Giacomo Casanovas Blick verharrt einen Augenblick auf dem Bild des Lituusstabs, dem Krummstab der Päpste, auf dem nackten Po seiner ehemaligen Klassenkameradin Lucrezia. Er zögert kurz. Er sieht die Tätowierung nämlich zum ersten Mal, obwohl sie es die ganze Nacht miteinander getrieben haben.

Lucrezia zieht ihn ins Bett zurück und steigert sich in einen wahren Liebesrausch. Sie versucht, ihn in die Kissen zu drücken, was sein Feuer erneut entfacht.

Giacomo zieht seine Uniform an. Er blickt in die Spiegelwand im Kleiderschrank, der neben dem Bett steht: Schulterstücke und Schirmmütze zeigen zwei strahlende Sterne und das Abzeichen der Polizia di Stato. Er schwitzt. Der gestickte Uniformkragen schnürt ihn ein. Er fummelt an seinem Krawattenknoten.

Was für ein Morgen!

Der Polizeikommissar tritt dicht an den Spiegel. Er empfindet sein Gesicht als zu käsig: Es ist ein Gesicht wie geronnene Milch. Schnäpse und Wein und mangelnder Schlaf gären in seinem Blut, klopfen ihm gegen den Schädel. Das Klassentreffen auf dem Rand der Caldera eines erloschenen Vulkans, in der Altstadt von Castel Gandolfo, wirkt noch nach.

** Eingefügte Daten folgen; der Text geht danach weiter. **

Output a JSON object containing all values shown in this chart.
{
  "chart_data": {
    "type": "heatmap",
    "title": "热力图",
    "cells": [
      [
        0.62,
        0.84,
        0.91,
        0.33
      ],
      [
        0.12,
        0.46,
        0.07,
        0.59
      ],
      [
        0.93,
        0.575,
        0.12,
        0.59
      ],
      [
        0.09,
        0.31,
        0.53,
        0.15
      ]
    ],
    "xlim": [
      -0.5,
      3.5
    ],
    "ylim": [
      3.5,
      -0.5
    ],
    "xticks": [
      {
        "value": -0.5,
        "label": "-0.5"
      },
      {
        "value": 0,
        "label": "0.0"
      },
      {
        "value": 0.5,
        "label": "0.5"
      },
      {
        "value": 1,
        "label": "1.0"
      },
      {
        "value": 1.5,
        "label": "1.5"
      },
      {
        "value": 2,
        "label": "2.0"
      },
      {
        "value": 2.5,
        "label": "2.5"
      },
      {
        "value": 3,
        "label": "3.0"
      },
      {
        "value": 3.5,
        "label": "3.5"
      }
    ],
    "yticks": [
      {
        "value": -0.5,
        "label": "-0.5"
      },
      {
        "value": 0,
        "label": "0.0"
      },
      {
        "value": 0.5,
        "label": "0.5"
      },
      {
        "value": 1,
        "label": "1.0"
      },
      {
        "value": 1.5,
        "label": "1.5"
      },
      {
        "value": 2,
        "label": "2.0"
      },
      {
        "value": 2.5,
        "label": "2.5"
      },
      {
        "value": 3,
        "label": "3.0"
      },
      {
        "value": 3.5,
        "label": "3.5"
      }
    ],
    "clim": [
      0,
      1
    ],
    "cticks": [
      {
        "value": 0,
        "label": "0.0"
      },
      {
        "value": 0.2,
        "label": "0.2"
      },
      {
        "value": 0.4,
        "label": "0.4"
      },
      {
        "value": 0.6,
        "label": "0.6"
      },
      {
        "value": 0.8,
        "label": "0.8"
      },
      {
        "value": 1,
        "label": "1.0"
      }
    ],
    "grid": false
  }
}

Es ist das Gesicht eines alten Mannes, denkt Giacomo und fühlt sich auf unangenehme Weise daran erinnert, dass sein junger Geist in einer alten Hülle steckt. Mit den grauen Strähnen in seinem Haar, seinen durchdringenden schwarzen Augen und seiner dunklen Stimme vermag der sechsundfünfzigjährige Vice Commissario seine weiblichen Kolleginnen jedoch noch immer zu fesseln. Giacomo war nie verheiratet und hat keine Kinder. Er ist ganz froh, dass das bei ihm der Fall ist, denn viele seiner Freunde endeten in langweiligen Ehen mit unattraktiven Frauen. Manchmal wünscht er sich zwar, in einer festen Partnerschaft zu leben, mit der Sicherheit, die diese mit sich bringt. Aber je älter er wird, desto geringer wird sein Wunsch nach einer Ehefrau.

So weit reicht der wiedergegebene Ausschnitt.